抱月は力無く答えた。 「少し、考え過ぎたようだ、頭に酸素が回らなくなっている。考え込むと、こうなることがときどきあるんだ。だから、心配は要らないよ。でもしばらく、ここで休ませてくれないか」
「でも、その椅子では、からだがえらくて大変ですわ、少し横になってお休みになったら…」 「いや、ここでいい」 まるで駄々っ子みたい、と思って、須磨子は苦笑している。

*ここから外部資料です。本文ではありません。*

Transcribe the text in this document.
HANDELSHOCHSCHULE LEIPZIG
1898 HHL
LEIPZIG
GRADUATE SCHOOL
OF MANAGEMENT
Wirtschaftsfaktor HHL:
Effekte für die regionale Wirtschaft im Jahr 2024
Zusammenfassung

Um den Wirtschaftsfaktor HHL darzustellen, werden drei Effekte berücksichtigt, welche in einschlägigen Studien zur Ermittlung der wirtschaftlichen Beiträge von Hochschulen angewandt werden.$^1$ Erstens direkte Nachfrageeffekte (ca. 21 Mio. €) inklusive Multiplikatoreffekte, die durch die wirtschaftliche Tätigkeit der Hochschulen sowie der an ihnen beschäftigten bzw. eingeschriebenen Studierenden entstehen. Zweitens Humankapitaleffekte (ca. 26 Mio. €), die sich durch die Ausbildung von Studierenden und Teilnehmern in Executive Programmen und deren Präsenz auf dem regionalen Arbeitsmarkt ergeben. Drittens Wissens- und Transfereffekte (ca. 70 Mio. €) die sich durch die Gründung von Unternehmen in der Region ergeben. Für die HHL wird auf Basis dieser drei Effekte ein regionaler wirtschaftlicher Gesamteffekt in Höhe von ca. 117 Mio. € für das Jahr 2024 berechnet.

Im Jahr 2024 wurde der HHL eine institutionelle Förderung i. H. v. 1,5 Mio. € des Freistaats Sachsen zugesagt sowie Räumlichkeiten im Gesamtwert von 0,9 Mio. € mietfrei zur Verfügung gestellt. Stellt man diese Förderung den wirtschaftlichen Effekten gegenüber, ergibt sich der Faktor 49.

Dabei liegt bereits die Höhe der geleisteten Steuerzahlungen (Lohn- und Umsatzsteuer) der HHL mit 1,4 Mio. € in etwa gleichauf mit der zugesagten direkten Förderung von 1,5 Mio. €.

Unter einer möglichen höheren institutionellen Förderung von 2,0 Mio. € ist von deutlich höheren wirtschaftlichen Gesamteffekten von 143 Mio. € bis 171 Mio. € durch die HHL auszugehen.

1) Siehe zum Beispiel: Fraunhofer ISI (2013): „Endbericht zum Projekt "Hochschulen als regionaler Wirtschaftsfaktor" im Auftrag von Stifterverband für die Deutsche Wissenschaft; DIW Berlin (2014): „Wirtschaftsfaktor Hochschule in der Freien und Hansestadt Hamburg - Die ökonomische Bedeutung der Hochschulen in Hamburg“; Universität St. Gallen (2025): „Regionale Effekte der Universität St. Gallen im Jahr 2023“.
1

須磨子は立ち上がって押入れに向かい、敷きふとんを出して部屋の真ん中にそれを伸べた。 「さぁ、横になって、お休みになって」
「構わないでくれって、言ったろう」 窓辺の椅子に座ったまま、抱月は怒ったように、そう言い放った。
「じゃ、わたしがこの部屋から出ていきますわ。それなら、ここで安心してお休みになれるでしょうから…」 須磨子は、本当に出ていきそうであった。 抱月はあわてた。 「いや、君の方が疲れているんだ、出ていくなら、わたしの方だ」 抱月はすでに椅子から立ち上がっていた。 そして、窓辺から畳の上を数歩、歩き、出口の方へ向かおうとした。が、誰かが自分を止めようとしている。 目の前に、女の髪があって、須磨子の匂いがした。抱月は、頭の中が真っ白になり、目がかすみ、その場で膝から崩れ落ちていた…。 (つづく)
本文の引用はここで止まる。